I don’t really have any experience with analogue design, so I can’t really talk about how it feels, but I am wary of both analog fetishism and digital fetishism. We can romanticise a lot, especially when it’s the older people, saying “Oh, I remember in my day, we didn’t have these tools, and we used to make our entertainment like this” Y’know, if those tools were around, you would have been using those tools too – Don’t act like your brains are wired any differently and that if you were presented with the opportunity to have access to a world wide network of computers in your pocket, that you wouldn’t have used it like those young kids today.
I find it funny to hear people talk about how they like making physical things because it feels more permanent. You should just be taking better care of your digital creations. That’s the solution, not to go and make stuff with paper.
Working on projects you don’t believe in morally
Don’t work on that project. Simple as that.
Now, of course, I’m in a very lucky position: Clearleft’s a small agency, and we don’t have to rely on any one client who’s gonna make or break the company. Right from the start, we established that if there were ever a client that one of us – any one person in the company – had an issue with, that they’d basically had a veto on the project, be that that the client was from a democratic country with a government we strongly disagreed with, or that it was for a product we didn’t agree with.
When I was freelancing, before Clearleft, I got an inquiry from a medical testing lab about doing a website for them. I said no, but even then it wasn’t clear cut – They were doing cancer research, and you have to understand that somebody else is gonna build that website, so you could argue that you might as well do it, if someone’s going to. But with that way of thinking, you can justify absolutely anything.
I remember talking to a guy who indulged in some black hat SEO techniques – he was a smart guy too – and he could always find a way to justify it. The classic one is “I have to pay the bills.” That justification is true, obviously, but it’s kinda the prostitute defence – There are ways of making money, if that’s the bottom line, but that shouldn’t be the bottom line.
I know it’s very easy for me in my ivory tower to say all this, and ultimately, people need to take on whatever work they can, but I strongly believe that you should have a belief. And it should be a personal thing – It shouldn’t be a mandated “We should all get together and agree to never work on this kind of thing.”

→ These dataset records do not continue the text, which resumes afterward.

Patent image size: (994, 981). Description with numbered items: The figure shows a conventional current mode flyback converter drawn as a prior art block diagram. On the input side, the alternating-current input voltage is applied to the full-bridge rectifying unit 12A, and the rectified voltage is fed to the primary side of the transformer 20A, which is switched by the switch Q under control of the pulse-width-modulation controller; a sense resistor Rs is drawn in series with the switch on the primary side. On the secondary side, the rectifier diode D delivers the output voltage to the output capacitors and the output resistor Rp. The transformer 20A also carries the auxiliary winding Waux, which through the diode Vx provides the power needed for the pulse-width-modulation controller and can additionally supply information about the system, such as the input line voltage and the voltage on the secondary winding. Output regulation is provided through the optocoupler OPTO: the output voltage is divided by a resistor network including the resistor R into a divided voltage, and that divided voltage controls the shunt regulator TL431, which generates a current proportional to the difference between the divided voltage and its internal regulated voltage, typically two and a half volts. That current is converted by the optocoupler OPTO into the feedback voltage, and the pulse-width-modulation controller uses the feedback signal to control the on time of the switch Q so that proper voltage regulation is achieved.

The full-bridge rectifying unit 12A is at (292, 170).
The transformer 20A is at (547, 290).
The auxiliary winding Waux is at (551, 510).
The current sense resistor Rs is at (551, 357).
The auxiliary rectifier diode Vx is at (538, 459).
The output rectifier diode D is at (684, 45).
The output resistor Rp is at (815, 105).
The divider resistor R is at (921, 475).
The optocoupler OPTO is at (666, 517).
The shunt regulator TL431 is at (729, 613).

I have some friends who are now at Facebook, having had their company bought up by Facebook, and they basically have golden handcuffs on: They have to stay there a certain time. I was chatting to one friend who was like “Well, y’know, I feel like I’m on the inside, so I can make a change from the inside. I can do more from in there.” I was just like “Whatever it takes to get yourself to sleep at night.” We all find justification for doing things.
More fundamentally, I heard a talk by Jon Kolko at UX London last year, and he was talking about design as a means of solving real problems – He teaches in Austin, and he was getting his students to solve proper problems around healthcare and homelessness: Real issues, as opposed to making fart apps. He pointed out that in design critique, you’re allowed to criticise a lot, and there’s a tradition of criticism in design, but you’re not allowed to question why something exists in the first place. Maybe it’s time we did – Maybe it’s time we are able to critique other designers and say “I don’t think you should even be building this thing.”